As Judd pointed out, "A few years ago, women agitated and they did get more research dollars devoted to their health, including a $625 million federal study covering everything from osteoporosis to heart disease. But women are still behind the curve." Her report, however, neglected other results-oriented statistics. For example, the U.S. National Center for Health Statistics has found female life expectancy increased at a faster rate than males over the last 20 years. Women are more likely to be covered by medical insurance than men, according to the Census Bureau. The 1994 National Institutes of Health spending estimate includes $262.9 million for breast cancer as opposed to $55 million for prostate cancer, or 3.5 times more funding for each new case of breast cancer as opposed to prostate cancer.
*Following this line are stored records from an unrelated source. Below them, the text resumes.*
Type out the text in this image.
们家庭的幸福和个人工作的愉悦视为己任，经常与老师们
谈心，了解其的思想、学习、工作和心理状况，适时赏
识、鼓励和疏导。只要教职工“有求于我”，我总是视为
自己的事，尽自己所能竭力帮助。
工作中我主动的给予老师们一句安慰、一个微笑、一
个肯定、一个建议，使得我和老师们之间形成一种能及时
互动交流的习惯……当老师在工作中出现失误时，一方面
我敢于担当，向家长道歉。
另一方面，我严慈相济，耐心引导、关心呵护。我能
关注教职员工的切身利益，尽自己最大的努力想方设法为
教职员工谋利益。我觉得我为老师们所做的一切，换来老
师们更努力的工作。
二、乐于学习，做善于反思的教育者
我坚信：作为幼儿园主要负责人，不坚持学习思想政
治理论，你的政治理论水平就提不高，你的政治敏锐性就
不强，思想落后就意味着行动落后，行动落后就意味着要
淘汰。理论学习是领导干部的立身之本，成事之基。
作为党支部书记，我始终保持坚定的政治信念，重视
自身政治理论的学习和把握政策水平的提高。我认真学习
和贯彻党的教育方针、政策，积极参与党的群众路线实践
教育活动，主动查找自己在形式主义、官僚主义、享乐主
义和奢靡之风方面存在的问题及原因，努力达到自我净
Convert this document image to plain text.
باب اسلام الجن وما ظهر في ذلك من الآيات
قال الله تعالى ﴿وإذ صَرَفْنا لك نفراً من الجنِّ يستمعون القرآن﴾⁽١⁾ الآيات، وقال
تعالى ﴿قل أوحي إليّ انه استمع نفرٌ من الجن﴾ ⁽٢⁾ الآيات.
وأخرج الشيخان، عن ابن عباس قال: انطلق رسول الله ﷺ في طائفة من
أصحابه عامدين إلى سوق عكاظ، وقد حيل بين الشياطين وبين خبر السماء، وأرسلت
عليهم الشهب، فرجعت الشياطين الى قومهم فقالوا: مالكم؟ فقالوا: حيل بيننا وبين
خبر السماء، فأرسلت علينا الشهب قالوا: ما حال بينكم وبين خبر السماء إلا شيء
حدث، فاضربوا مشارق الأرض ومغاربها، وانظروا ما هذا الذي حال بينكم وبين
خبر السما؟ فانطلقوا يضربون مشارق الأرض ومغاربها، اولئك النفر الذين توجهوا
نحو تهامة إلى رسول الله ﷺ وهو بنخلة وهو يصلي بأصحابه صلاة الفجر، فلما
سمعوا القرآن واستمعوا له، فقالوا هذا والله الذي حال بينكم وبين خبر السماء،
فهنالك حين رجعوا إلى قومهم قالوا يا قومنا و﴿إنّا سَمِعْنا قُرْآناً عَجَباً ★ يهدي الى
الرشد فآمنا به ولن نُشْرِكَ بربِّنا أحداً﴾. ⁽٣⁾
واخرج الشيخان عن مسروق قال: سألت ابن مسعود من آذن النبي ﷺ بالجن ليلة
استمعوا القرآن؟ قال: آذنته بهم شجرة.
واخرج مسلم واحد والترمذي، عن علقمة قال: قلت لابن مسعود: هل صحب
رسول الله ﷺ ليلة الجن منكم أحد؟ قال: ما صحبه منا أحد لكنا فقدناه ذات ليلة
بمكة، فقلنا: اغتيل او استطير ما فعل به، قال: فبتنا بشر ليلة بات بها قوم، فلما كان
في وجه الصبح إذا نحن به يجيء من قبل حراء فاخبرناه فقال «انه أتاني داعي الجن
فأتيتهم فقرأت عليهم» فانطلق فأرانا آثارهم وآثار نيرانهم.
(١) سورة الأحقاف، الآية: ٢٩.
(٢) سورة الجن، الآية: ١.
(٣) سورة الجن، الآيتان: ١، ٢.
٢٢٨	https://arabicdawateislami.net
Peter Jennings ironically introduced Judd's segment, "The medical establishment in the United States, when it comes to treating men and women, often has a double standard." Maybe so.

More Homework for CNN?
Refuse to increase taxes and the education establishment raises public alarm by threatening to cut popular programs. It's a ploy CNN bought hook, line and sinker. "In some schools the three R's soon may be all that's left as funding dries up. It's a problem across the nation, a problem apparently having few solutions," lamented anchor Linden Soles in introducing the April 8 World News segment. Reporter Lisa Price explained: "Next fall, the voice of the BloomTrail High School choir will be silenced. Spanish and other languages dropped from the curriculum and competitive sports lose to a shrinking budget. A small school district outside of Chicago cuts $5 million in spending after voters fail to raise property taxes." Price later added: "Educators are calling for the federal government to pay more."

CNN didn't speak to Angela Henkels of the Center for Education Reform. Henkels documented that while education spending tripled over the last 30 years, SAT scores have declined. Her conclusion: "Billions of dollars continue to be wasted, absorbed by layers of administration and countless regulations." Ironically, Department of Education statistics show that in 1992-93, Illinois had the highest teacher salaries as a percentage of expenditures in the nation. No wonder they can't afford the choir.

Frazier Presents Poverty
The new show CNN Presents aired "One Paycheck from Poverty -- The Working Poor" on April 10. Reporter Steven Frazier spoon-fed the liberal slant on poverty statistics: "They're barring the door all over the United States. The number of working poor in America went up 50 percent in the past 13 years, a development the Census Bureau called `astounding.' Eighteen percent of full-time workers cannot make enough to lift a family out of poverty. Incomes got worse for every group the Census measures -- men and women, whites, blacks, Hispanics, Asians, young and old, college graduates and high school dropouts, rural and inner-city. More rural in fact. But hard working people, all of them." 

Frazier did not talk to Chris Frenze of the Joint Economic Committee, who told MediaWatch this 1992 Census report was "scandalous and bizarre." More than 80 percent of the "working poor" counted in this study are not below the Census poverty line when figured for family size. In other words, if a single teenage male makes less than the poverty level for a family of four, this report called him "working poor." Adjusted for family size, the percent of working poor below the poverty line actually fell from 15.8 percent in 1979 to 12.9 percent in 1990. Frazier told MediaWatch: "We weren't looking at the poverty rate, we were looking at the number of people who were working year-round full time, yet were still poor." Census figures show only four percent of people who worked for 50 or more weeks in 1991 lived in poverty. 

What Bank?
The House bank scandal keeps unfolding, but you'd never know it. Last year most media ignored former House Sergeant-at-Arms Jack Russ's embezzlement admission. On April 5, former Rep. Carroll Hubbard (D-Ky.) pled guilty to channeling campaign funds through the House bank to help his wife's political campaign. CNN and The Washington Post ran full stories, and USA Today and U.S. News ran brief mentions. But ABC, NBC, CBS, Time, Newsweek and The New York Times ignored it.